Avant de poursuivre le récit de ce périple de début février qui tient quelques uns en haleine fétide, j'avais envie d'une petite pause rimbaldienne. Ce sera une pause photographique que l'on doit à Ernest-Pignon-Ernest-Pignon-Ernest, artiste plasticien, spécialiste de ce qu'on appelle aujourd'hui le street art, qui dans les années 70 s'amusa à coller des portraits de Rimbaud sur les murs de Charleville (lieu de naissance du trafiquant d'armes) et de Paris.
Que nous dit cette photo ? Pas de nom de rue, par contre, vous ne le voyez pas vous (je n'ai pas pris toute la photo, quel con) , deux concerts de Thiefaine sont annoncés pour les 13 et 14 mai ( la photo a donc sans doute été prise en début d'année), mais évidemment l'année n'est pas précisée puisque lorsqu'on colle une affiche, ce n'est pas pour annoncer un concert qui aura lieu dans deux ans. Donc, Hubert-Félix a donné deux concerts dans cette ville, tout comme Gilles Servat, qui est surtout connu en Bretagne et là, j'apprends qu'il a donné des concerts en dehors des contrées armoricaines. Au-dessus de l'affiche, on voit clairement indiqué Angoulème donc tout porte à croire que la photo a été prise à Angoulême.
Or (oui je suis de l'école Yann Moix),
Angoulême se situe à 400 kilomètres de Rennes. Ce n'est pas impossible que le chanteur ait donné un concert là-bas puisque dans les années 70, sous l'impulsion de Alan Stivell, la musique bretonne était à la mode donc pourquoi pas. Sauf que dans le livre où j'ai chopé cette photo il est indiqué que les sérigraphies d'Ernest ont été collées et exposées, en 1978, sur les murs de Paris, de la région parisienne et de Charleville. On n'annoncerait pas un événement qui a lieu a Angoulême sur un mur de Paris. Restons donc sur l'idée que la photo a été prise à Angoulême et qu'il s'agissait d'une exception temporaire.
Qu'apprend-on par ailleurs sur la photo ? Qu'une personne déclare son amour à une autre (oui, j'ai bouffé le je), mais ce type de déclaration est possible partout, même à Plounévez-Quintin. Sinon, on voit un petite affichette jaune (ou un panneau) sur lequel il est indiqué MONTRRON. Aucune réponse de Google. Pour le reste, on a des affiches déchirées que ne me sont d'aucune aide. Je vais taper Ernest-Pignon-Ernest Angoulême pour voir si à tout hasard quelqu'un signale quelque part que l'artiste à collé une sérigraphie à Angoulême, genre pour une exposition temporaire . Aucune réponse. Le mystère reste donc entier et ce n'est pas cette fille pressée et se foutant de Servat et de Rimbaud comme de son premier jupon qui pourrait me mettre sur une piste.

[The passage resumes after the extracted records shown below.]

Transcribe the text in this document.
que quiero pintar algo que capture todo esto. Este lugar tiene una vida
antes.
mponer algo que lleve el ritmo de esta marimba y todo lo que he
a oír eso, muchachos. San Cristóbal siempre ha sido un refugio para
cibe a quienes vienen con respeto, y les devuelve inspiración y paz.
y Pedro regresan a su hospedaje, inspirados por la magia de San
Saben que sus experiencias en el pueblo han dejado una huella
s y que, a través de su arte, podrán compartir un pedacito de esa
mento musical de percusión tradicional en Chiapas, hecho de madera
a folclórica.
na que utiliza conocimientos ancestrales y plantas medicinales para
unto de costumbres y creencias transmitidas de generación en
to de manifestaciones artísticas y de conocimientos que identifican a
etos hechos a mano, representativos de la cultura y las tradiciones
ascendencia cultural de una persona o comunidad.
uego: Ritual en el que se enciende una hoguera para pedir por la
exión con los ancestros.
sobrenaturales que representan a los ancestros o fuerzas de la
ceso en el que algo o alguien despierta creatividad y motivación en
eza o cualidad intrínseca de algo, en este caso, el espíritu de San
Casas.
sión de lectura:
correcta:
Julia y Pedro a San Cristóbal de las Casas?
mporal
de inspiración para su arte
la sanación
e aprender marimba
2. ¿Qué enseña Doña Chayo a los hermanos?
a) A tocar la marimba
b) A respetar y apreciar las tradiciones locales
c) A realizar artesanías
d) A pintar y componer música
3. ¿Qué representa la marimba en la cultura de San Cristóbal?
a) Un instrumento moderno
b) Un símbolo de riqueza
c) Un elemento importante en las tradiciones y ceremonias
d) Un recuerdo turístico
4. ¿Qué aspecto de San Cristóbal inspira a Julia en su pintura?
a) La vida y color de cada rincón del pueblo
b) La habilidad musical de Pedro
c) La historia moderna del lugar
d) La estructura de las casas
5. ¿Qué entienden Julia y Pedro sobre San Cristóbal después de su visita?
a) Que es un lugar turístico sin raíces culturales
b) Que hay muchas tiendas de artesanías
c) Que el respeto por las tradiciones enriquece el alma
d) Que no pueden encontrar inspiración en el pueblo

Mais j'ai peut-être trouvé la réponse. Dans ce bouquin préfacé par Jack Lang où les photos d'Ernest alternent avec des poèmes d'Arthur, il y a une photo où l'on voit une femme qui marche à l'angle de la rue Friedland. Il existe beaucoup de rues Friedland en France mais, merci encore à Google Map, la photo prise en 2015 nous montre un angle de ladite rue ressemblant parfaitement à celui de la photo. J'en conclue donc que cette photo aussi a été prise à Angoulême.
A gauche, nous avons la photo d'Ernest datant donc des années 1970 (c'est l'artiste qui prenait les photos) et à droite, une photo prise par l'automobile de Google en 2015 à Angoulême rue Friedland. A part les panneaux de signalisation qui ont changé et en 30 ans, cela se conçoit, il faut avouer que la ressemblance est frappante. Même angle, même type de pierre et surtout on retrouve la corniche sur les deux clichés.
Je décrète donc que Ernest Pignon-Ernest a exposé à Angoulême et ce sans doute après 1978. Après avoir enlevé ses affiches de Paris et de Charleville, il n'est pas impossible qu'il ait fait un petit tour de France. Ça aurait été dommage de tout ranger dans un grenier.
Voilà pour la petite enquête du samedi soir. Sur ce, je vais boire deux ou trois verres d'eau agrémentés de cacahuètes et d'autres petits amuses bouches.